The Duke of Richmond

said, this Bill had been for nearly two months before the House. It had been referred to a Select Committee, who had thoroughly investigated every part of it, and he certainly did think that it was very hard for the noble Earl to come down at that late period of the Session, with a number of Amendments. It was thought by many that the exemptions, as the Bill now stood, were too extensive; but if the word "woods," which was a very comprehensive one, were introduced, it would open a wide field of dispute and litigation. The Clause which the noble Earl wished to alter had been much considered by the Select Committee, and he could not consent to the Amendment.

The Earl of Falmouth

said, he did not want to open a wide field, but to shut up a little wood.

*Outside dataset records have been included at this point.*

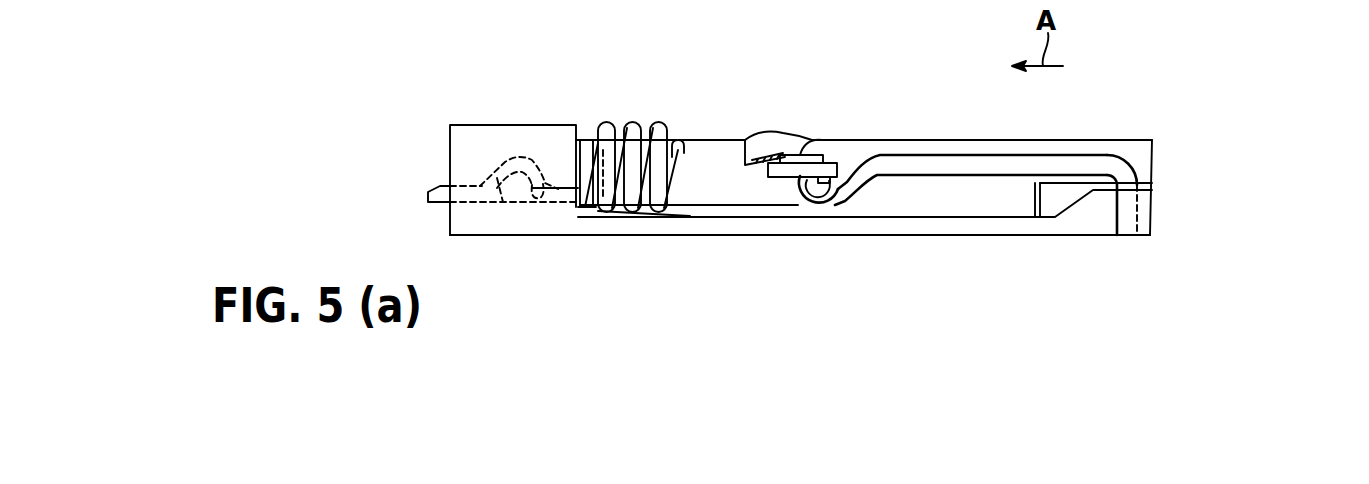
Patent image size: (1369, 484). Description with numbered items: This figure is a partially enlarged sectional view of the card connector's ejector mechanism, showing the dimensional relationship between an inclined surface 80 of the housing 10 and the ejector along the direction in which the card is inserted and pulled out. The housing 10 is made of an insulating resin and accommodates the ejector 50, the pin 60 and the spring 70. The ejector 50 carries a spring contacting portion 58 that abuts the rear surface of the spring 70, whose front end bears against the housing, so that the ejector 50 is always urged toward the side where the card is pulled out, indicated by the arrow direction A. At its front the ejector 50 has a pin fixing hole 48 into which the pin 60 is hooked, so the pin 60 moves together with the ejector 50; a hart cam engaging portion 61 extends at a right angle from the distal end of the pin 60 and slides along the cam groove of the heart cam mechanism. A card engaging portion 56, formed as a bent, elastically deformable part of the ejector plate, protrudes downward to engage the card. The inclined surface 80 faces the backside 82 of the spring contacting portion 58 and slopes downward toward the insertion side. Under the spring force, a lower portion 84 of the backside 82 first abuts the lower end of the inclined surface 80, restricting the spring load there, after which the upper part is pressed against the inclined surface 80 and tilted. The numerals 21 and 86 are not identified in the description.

The housing 10 is at (471, 133).
The base plate 21 is at (898, 217).
The pin fixing hole 48 is at (801, 153).
The ejector 50 is at (713, 178).
The card engaging portion 56 is at (503, 203).
The spring contacting portion 58 is at (603, 150).
The pin 60 is at (952, 160).
The hart cam engaging portion 61 is at (1128, 220).
The spring 70 is at (660, 122).
The inclined surface 80 is at (569, 138).
The backside 82 is at (577, 165).
The lower portion 84 is at (578, 210).
The plate top edge 86 is at (588, 140).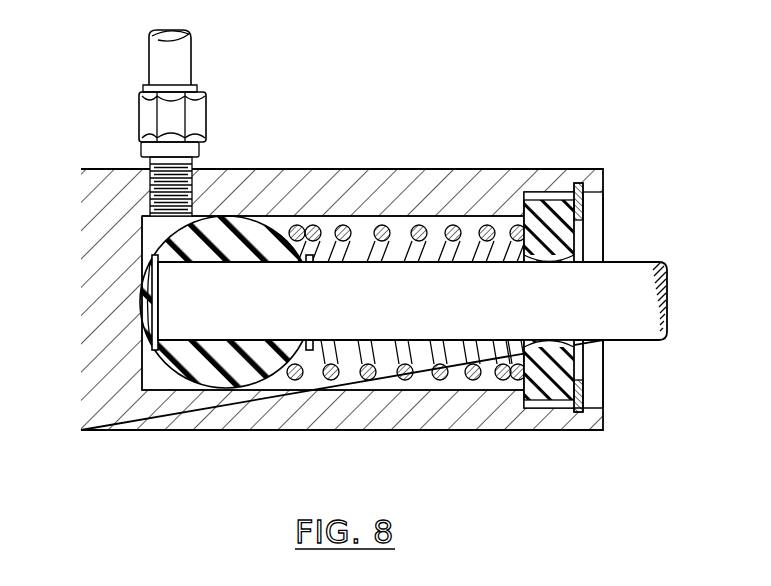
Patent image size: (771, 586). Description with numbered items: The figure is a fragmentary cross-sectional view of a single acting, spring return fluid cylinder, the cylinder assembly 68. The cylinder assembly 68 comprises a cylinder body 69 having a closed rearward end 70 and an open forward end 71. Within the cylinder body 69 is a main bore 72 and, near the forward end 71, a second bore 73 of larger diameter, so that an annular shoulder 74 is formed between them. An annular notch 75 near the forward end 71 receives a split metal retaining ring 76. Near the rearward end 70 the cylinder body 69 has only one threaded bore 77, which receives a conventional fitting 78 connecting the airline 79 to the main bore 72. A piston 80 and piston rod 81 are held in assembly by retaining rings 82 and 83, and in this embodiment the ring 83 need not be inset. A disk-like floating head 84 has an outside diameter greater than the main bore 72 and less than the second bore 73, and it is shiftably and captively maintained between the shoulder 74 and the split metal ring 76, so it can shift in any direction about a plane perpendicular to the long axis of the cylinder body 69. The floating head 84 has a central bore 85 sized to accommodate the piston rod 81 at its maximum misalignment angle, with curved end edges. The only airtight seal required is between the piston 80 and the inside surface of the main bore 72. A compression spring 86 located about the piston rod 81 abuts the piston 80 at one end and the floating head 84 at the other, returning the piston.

Was it to be tolerated that a surveyor should have the power to take the property of a private individual, and that that individual should only receive a minimum of compensation? If materials were taken for the benefit of the public, the public ought to pay an ample price for them. Such was the course pursued with respect to rail-roads, canals, &c. He should move that these words be inserted—"That in cases where the property of individuals is taken under this Bill for public use, the fullest and most ample compensation shall be awarded."

Viscount Beresford

said, the Clause which the noble Earl wished to amend had undergone the fullest consideration in the Select Committee.

Lord Colchester

also opposed the Amendments, and observed, that the Bill had been fully considered in Committee; and that after full consideration, it was agreed that the terms of the Clause ought not to be extended more than at present.

The Duke of Richmond

could not consent to the proposed Amendments. The 13th of George 3rd. (the old Highway Act) had given powers more extensive than this Bill, and the Committee to whom the Bill had been referred, had rather restricted than extended the old law. Under the present Bill, the magistrates must, in the first instance, declare that it was necessary for public purposes to take the stone; and till they did so, no invasion of property could be made. The noble Earl talked of the invasion of private rights; but if he had attended the Committee, he would have found that private rights were fully considered and protected.

The Earl of Falmouth

did not know that because a Bill had been considered in Committee, no noble Lord was at liberty afterwards to propose an Amendment therein. He repeated, that if their Lordships consulted, as they were bound to do, the protection of private property, they would agree to his Amendments. He did not wish to press the Amendments now, but would consent to the Adjournment of the Bill for a day or two. He moved the Adjournment of the Question to Thursday next.

The Duke of Richmond

opposed the Adjournment of the further consideration of the Bill, which had been already two months before the Committee. If he consented to the Adjournment, the Bill would not get through Parliament before the end of the Session. The noble Earl hardly considered the extent of the proposed Amendment, when he proposed to introduce the word "wood," for there were woods of between 2000 and 3000 acres in this country. The noble Earl ought to have attended the Commitee, which was the proper place for proposing the Amendments. However, the noble Earl might, if he pleased, propose these Amendments on the Motion for the third reading.

The Earl of Falmouth

would not consent to this assumption of superiority on the part of the noble Duke. He was perfectly aware that there were sometimes 3000 acres of wood, but these were forests; and the noble Duke ought to know, that forests and woods were not the same thing, and he should be ready to limit the Amendment to woods of a certain extent. As to the Adjournment, he thought that the noble Duke went on so quickly that he was hardly able to keep up with him.

The Question that the Debate be adjourned was negatived. The Report was received, and the Bill was ordered to be read a third time.